The Financial Pow-Wow

JB and I sat down with laptops in laps and talked money for nearly two hours.  We started with our base income and went over expenses line by line, beginning with the house payment and utilities, then annual expenses like vehicle registration, irrigation fees, and taxes, and finally going over discretionary expenses, such as fuel and cell phones.  So now we know what the reality is, every dollar of it, and we can deal with it straight on, because we both agree that we absolutely must stay under our income.  My household budget is currently set at $292 a month, but my goal is still to keep expenditures at or below $50 per week this year.  That math doesn’t quite work out, since there are 52 weeks in a year, but we will cross those bridges as we come to them.

We decided to go over the budget together in depth once a week, keeping all receipts for me to enter into Mint so we can watch the discretionary trends.  JB will manage the checking account and actual bill payments and will give me my household budget in cash.  I don’t have to account to him exactly where I spend the household money so long as I stay within our budget.  We will discuss all needed purchases outside of our personal jurisdiction with each other in a brief nightly money chat so that we are in agreement to the expense and how it will be funded.  We also agreed on a personal spending allowance of $20 a month each.

We came up with an action plan for this week:

  • We are coming out of the heating season so now is a great time to begin a utility budget plan. It doesn’t really save us any money per se but it does eliminate the guesswork by making payment be the same every month.  Update:  Natural gas utility done and is $67/month level pay.   I wasn’t able to find an electric bill today but I will ferret one out of the filing cabinet this weekend.
  • To help with heating costs I will continue to burn wood every green air day.  My goal is to reduce our natural gas bill by 50% during the heating season.  This year we reduced our usage from 0.44 decatherms/day to 0.36 decatherms/day during the coldest months.  Our home thermostat is set to 67* at night and 69* during the day, and if I can heat with wood our furnace doesn’t run at all.  We need to find more ways to reduce heating costs in our house and still keep it reasonably warm.
  • JB will return to using public transit for his work commute.  This is a huge personal sacrifice for him, as it makes his work day 12 hours long.  However, it will save at least $100 a month in fuel cost and his employer offers a green bonus of $100/month.
  • Because of the timing of the bus schedule, JB will have some overtime every week, which will give us a little extra income.
  • I spoke with the preschool to request our toddler be enrolled in the local preschool rather than one six miles away.  The distance hasn’t been an issue since right now we have a three party carpool going, but there is no guarantee of anyone to carpool with next year.  This will save us fuel next school year.
  • Because of some changes with our home office we will be dropping our house phone line in March.  It has been a business necessity up until now but will no longer be needed in a couple of weeks.
  • I called my cellphone provider and went over my current plan.  They issued me a credit of $29.82 for a billing error from dropping a line last month.  I reduced my data plan, saving about $50 a month.  We are looking at more changes in the next few weeks to reduce this bill further.
  • I called our homeowner’s insurance and they are looking at a new product that would save $10 a year.  If we can pay one lump sum we will save an additional $3.50 per month.  Or an auto pay would save us $2.50 per month.
  • We agreed to reduce driving as much as we possibly can.  The transit center puts JB in close proximity to a grocery store and bank every day.

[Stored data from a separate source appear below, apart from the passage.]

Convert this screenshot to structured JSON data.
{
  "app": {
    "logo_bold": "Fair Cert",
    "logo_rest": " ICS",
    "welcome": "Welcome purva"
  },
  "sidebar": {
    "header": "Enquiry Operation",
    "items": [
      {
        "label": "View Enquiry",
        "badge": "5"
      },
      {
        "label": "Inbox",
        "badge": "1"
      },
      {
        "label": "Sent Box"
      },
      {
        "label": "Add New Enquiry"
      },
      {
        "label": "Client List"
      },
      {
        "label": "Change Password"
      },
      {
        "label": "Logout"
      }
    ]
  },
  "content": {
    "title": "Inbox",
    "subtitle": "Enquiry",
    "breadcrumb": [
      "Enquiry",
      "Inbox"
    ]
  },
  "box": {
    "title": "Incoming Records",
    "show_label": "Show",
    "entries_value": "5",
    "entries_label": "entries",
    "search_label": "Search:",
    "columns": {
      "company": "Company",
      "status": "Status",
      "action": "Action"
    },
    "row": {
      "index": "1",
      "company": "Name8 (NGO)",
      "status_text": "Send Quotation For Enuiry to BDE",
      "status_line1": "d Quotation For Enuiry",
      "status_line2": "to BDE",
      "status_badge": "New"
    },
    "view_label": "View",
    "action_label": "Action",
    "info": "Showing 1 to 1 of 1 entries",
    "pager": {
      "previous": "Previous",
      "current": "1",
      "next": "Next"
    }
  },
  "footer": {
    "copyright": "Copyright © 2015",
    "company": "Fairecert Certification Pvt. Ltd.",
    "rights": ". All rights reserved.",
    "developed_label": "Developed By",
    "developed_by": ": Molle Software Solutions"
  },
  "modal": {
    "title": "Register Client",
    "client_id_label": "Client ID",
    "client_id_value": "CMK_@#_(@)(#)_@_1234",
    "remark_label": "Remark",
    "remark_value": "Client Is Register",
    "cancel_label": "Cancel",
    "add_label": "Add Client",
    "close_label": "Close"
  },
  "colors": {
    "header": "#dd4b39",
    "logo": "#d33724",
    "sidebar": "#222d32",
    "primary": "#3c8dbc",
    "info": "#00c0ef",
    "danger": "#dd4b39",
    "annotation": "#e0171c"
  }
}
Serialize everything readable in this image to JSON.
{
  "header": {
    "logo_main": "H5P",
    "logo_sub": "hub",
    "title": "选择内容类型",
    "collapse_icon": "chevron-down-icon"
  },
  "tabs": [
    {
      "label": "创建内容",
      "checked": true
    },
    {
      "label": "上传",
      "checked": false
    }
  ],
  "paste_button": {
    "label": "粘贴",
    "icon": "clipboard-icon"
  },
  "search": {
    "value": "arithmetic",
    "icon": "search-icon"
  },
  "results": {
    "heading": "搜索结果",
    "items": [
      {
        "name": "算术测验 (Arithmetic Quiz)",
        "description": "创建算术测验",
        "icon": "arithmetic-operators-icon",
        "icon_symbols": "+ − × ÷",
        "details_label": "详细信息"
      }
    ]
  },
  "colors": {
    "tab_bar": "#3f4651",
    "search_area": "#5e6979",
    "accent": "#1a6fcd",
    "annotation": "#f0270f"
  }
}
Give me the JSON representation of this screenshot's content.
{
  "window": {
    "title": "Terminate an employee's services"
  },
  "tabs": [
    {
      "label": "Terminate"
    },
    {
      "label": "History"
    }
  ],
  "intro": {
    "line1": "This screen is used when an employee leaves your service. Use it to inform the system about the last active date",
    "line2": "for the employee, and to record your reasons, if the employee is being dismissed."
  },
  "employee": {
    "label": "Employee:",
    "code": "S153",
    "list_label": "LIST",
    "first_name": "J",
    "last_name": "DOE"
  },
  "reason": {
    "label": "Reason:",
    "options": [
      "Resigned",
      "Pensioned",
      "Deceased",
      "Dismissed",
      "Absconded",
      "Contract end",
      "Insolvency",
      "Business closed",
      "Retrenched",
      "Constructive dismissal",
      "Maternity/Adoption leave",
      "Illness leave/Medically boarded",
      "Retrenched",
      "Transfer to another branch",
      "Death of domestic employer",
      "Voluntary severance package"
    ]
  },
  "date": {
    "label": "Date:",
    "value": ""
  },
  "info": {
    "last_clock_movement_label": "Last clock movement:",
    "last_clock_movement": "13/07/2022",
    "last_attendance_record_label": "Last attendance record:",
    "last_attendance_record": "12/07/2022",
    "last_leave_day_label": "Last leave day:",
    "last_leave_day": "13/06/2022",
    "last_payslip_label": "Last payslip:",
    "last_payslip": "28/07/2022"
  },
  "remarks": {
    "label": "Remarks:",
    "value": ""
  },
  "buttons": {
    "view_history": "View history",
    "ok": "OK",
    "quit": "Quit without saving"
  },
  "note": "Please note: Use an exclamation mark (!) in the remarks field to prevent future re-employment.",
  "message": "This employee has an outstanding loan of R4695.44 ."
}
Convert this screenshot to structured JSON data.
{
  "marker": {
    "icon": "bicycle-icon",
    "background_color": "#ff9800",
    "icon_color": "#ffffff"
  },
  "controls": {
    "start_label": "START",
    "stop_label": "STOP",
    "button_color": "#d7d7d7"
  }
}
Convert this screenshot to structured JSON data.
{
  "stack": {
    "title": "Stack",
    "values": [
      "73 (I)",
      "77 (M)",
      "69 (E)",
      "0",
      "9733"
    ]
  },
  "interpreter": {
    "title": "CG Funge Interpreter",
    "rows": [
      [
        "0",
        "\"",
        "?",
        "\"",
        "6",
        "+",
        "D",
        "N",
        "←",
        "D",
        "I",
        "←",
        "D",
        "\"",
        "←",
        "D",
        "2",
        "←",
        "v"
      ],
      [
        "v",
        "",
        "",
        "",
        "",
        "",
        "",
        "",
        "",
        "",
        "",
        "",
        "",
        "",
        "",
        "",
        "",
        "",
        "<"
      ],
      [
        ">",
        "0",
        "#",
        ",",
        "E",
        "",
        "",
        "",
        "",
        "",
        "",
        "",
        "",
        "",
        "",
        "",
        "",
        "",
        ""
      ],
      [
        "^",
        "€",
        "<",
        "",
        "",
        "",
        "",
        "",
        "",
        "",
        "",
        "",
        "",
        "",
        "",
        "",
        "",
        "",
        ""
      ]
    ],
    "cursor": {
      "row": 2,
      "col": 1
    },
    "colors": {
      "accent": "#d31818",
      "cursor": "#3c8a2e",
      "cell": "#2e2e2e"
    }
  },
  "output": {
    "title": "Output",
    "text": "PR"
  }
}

So now I really have my work cut out for me, because even though we have budgeted a little more I am still aiming for a household budget of $200 or less.  That is going to take some real creativity and resourcefulness but I think it’s possible.  And I always love a challenge!

One of my dilemmas is that my AmEx gives me 5% cash back on grocery purchases, which would give me an extra $2.50 a week.  But using a credit card makes it really easy to go over my budget.  I’m going to check into the details of the cash back bonus and let you know how I decide to proceed.

Some things we have done to reduce our overall budget:

  • No cable TV.  I haven’t had a TV for two years and don’t miss it at all.
  • We both drive vehicles that are 15 years old and paid for.  This means we do have some maintenance but it’s better than a car payment.
  • JB gets his hair cut every couple of months at the beauty college for $5.  I stopped coloring my hair six months ago, which saves us $50 a month.

Today was a NO SPEND DAY and a no car day.  We heated with wood.